Tuesday, June 17, 2014

Lynn's Comments: This idea came from a situation in which a friend's house was broken into, and she was upset that the police had seen her unwashed dishes and her unmade bed. I remember thinking: Like wearing good underwear in case of an emergency, you should keep your house tidy in case it's robbed!

Thursday, June 19, 2014

Lynn's Comments: My dad had the gift of the gab and he made friends everywhere. Mom was much more reserved, and never wanted to attract attention to herself. One night, guess it was about 11:00 pm, we had all gone to bed when a loud police siren was heard outside our house. Right outside. Dad got up, put on his dressing gown, and looked out the window. Two police officers were standing on our front porch--hammering on the door. "Ridgway? Ridgway! Open up!" We were all up by then, and watched as Dad tentatively opened the door. Standing there were two guys he had been chatting up that day. "You got the coffee on?" one said. "We just got off work!" Dad laughed out loud, went to the kitchen and put on the coffee.
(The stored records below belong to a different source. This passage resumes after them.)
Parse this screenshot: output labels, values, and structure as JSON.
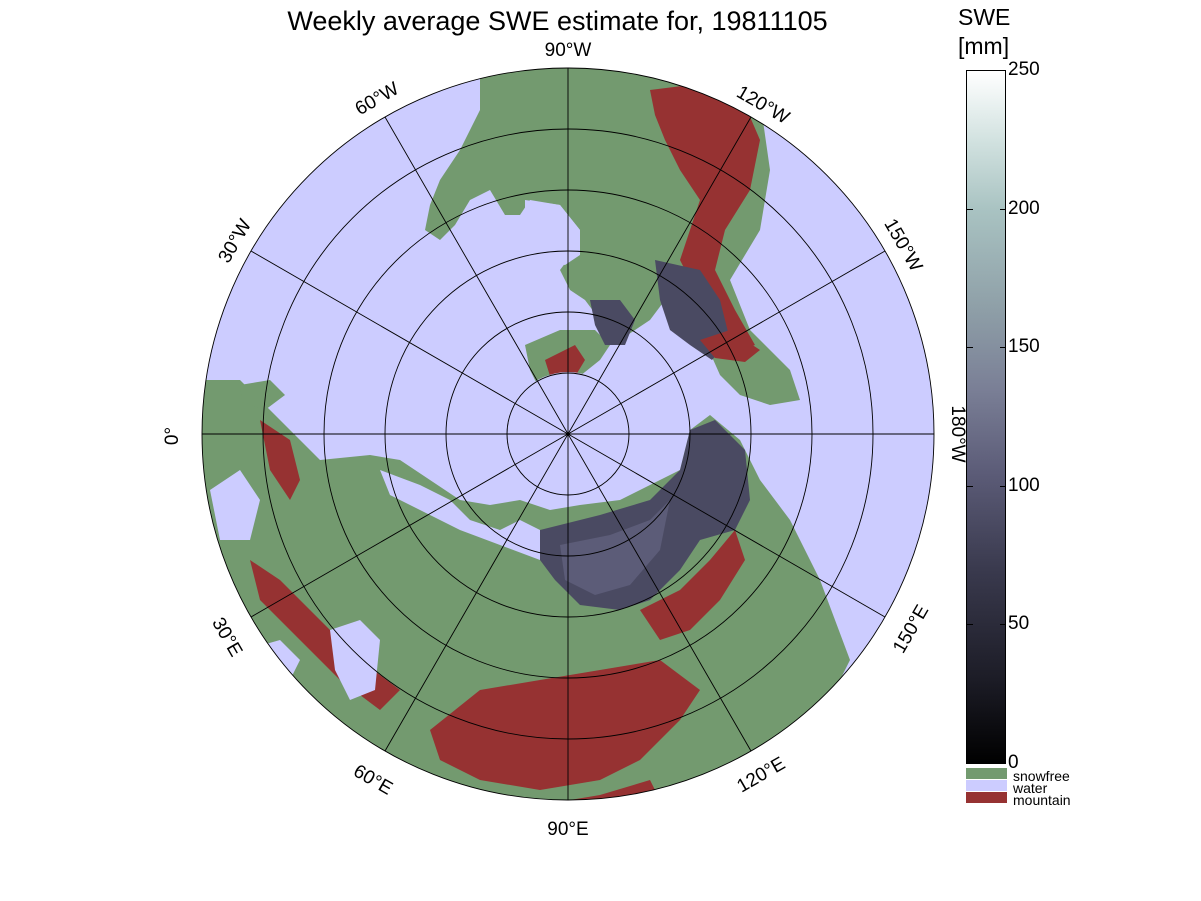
{
  "title": "Weekly average SWE estimate for, 19811105",
  "colorbar": {
    "title_line1": "SWE",
    "title_line2": "[mm]",
    "ticks": [
      {
        "label": "250",
        "value": 250
      },
      {
        "label": "200",
        "value": 200
      },
      {
        "label": "150",
        "value": 150
      },
      {
        "label": "100",
        "value": 100
      },
      {
        "label": "50",
        "value": 50
      },
      {
        "label": "0",
        "value": 0
      }
    ],
    "range": [
      0,
      250
    ],
    "categories": [
      {
        "label": "snowfree",
        "color": "#739a6f"
      },
      {
        "label": "water",
        "color": "#ccccff"
      },
      {
        "label": "mountain",
        "color": "#963232"
      }
    ]
  },
  "map": {
    "projection": "north-polar-stereographic",
    "meridian_labels": [
      "90°W",
      "120°W",
      "150°W",
      "180°W",
      "150°E",
      "120°E",
      "90°E",
      "60°E",
      "30°E",
      "0°",
      "30°W",
      "60°W"
    ],
    "colors": {
      "water": "#ccccff",
      "snowfree": "#739a6f",
      "mountain": "#963232",
      "snow_shallow": "#1c1c26",
      "snow_medium": "#3a3a4e",
      "snow_deep": "#5c5c78"
    }
  }
}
He had a great time talking to these funny, easy-going guys, and figured it was one of the best nights he'd had in ages. Mom didn't speak to him for a week.

Friday, June 20, 2014

Lynn's Comments: My philosophy was, "I don't care if you sleep or not, just go to bed and be quiet." A light on was okay, books and toys were okay. It seemed to me that an hour was all it took for the offspring to weary and crash!

Monday, June 23, 2014

Lynn's Comments: My friend, Carol, and I set up a lemonade stand in front of my house, and of course, my mom did all the work. We thought it would take all day to sell our wares, but were surprised to have many customers--one right after the other. It took awhile, years actually, before my dad admitted to calling everyone on the block--asking them to buy.